In his closing argument, prosecutor Jeff Nedrow focused on the allegation that Bonds lied when he told the 2003 federal grand jury that he had never knowingly taken steroids, even though he had been granted immunity from prosecution. He argued that such falsehoods made under oath impaired the justice system. He speculated that Bonds wanted to hide the fact that his late-career success was achieved when he was using illegal drugs as part of his training regimen. For his part, defense lawyer Allen Ruby simply said that the prosecution had failed to prove its case beyond a reasonable doubt. He added that Bonds had not known he was receiving steroids when he was given "the cream" and "the clear" by trainer Anderson, and that his positive test was the result of unwilling consumption.

The Verdict[edit]

On April 13th, after four days of deliberation, the jury of eight women and four men announced its verdict of guilty on the count of obstruction of justice, although it could not come to an agreement regarding the three remaining perjury charges. The charge carries a maximum penalty of 10 years in jail, although a first-time offender like Bonds was likely to be sentenced to probation only.

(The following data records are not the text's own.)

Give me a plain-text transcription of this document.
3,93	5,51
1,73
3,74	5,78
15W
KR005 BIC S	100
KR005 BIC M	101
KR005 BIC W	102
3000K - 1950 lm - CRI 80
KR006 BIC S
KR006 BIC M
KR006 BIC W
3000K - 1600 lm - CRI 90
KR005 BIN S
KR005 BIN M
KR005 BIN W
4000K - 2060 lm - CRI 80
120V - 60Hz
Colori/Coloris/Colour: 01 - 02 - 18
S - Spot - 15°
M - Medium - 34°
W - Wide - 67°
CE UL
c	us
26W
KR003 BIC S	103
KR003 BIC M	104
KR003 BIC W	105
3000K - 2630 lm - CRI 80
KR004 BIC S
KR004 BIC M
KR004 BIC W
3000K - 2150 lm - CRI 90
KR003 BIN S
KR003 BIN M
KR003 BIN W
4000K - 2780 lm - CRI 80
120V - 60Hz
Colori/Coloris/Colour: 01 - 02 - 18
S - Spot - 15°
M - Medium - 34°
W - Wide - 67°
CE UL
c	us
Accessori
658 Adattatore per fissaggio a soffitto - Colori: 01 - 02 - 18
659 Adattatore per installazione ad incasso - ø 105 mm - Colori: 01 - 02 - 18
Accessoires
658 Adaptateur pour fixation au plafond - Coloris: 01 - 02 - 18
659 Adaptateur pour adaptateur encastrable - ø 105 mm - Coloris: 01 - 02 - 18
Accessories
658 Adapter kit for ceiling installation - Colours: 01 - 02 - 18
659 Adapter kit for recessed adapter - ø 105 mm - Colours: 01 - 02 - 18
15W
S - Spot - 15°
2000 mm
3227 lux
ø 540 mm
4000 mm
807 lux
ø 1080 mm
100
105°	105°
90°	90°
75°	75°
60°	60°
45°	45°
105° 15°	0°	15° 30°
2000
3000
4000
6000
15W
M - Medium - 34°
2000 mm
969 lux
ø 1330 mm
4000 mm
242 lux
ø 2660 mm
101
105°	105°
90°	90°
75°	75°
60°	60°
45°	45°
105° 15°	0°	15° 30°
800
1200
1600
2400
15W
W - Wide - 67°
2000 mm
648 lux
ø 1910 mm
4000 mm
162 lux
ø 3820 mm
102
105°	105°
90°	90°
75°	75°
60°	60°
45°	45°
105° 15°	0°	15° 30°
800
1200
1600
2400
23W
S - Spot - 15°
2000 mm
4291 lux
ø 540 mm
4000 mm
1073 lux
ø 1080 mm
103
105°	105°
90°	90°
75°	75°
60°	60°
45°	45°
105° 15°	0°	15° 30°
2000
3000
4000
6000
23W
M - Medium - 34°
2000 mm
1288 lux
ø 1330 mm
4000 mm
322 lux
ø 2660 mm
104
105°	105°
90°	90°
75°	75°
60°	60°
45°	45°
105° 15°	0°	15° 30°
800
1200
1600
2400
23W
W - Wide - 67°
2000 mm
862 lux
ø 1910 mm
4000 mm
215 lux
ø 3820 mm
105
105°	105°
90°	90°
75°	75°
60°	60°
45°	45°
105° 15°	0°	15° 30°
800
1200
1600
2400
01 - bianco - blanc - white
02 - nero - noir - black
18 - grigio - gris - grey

The defense immediately requested that the verdict be thrown out, claiming it did not make any sense as Bonds was not found guilty of any of the perjury charges. Judge Illston was to rule on that request on May 20th, and also decide on what to do with the three charges that resulted in a hung jury. Sentencing was to follow this next round of decisions, but these were pushed back a number of times. Bonds's lawyers then filed a motion on June 15th asking Judge Illston to either acquit Bonds of the obstruction of justice charge, or grant him a new trial, a first step in attempting to have his conviction quashed, and the prosecution then requested more time to respond and to ponder whether they would seek a retrial for the undecided charges, a request which the judge granted on June 23rd. As a result, the parties only returned to court on August 25th, when they made oral arguments regarding whether the conviction should be maintained or overturned. Judge Illston did not issue a ruling, stating she would do so in writing at a later date. It did not take long in coming, however. A day later, she issued a 20-page ruling upholding Bonds's conviction on the obstruction of justice charge. The defense's next move was now to appeal to the 9th U.S. Circuit Court of Appeals. Satisfied with the one conviction they were able to obtain, the prosecution then decided to dismiss the three charges that resulted in a hung jury. In the meantime, Bonds's sentencing hearing was set for December 16th, when Judge Illston announced a sentence of two years' probation accompanied by 30 days of house arrest, a $4000 fine and 250 hours of community service. While prosecutors argued that the sentence was too lenient, the judge pointed out that this was Bonds's first-ever conviction, that the obstruction of justice was done neither blatantly nor threateningly, and that the sentence was consistent with punishment doled out in similar cases concerning athletes in other sports. As expected, Bonds's lawyers immediately filed an appeal against the sentence.

The Appeal[edit]

It took a while for the request for an appeal to be granted. In 2013, a three-judge panel upheld the conviction, but Bonds's lawyers launched another appeal. On July 1, 2014, the 9th Circuit Court of Appeals ruled that a special panel of 11 judges would review the initial verdict, with arguments to be heard the following September. This came after Bonds had already served his sentence and paid his fine. Finally, the verdict was handed on April 22, 2015 and his felony obstruction of justice conviction was overturned, meaning his legal record was now entirely clean. While some observers jumped on that decision to proclaim there was now no reason to keep Bonds out of the Hall of Fame, it was unlikely that the decision would sway many voters, as their reluctance to vote for Bonds was based on factors other than the strict legal standards of evidence which the courts were bound to follow.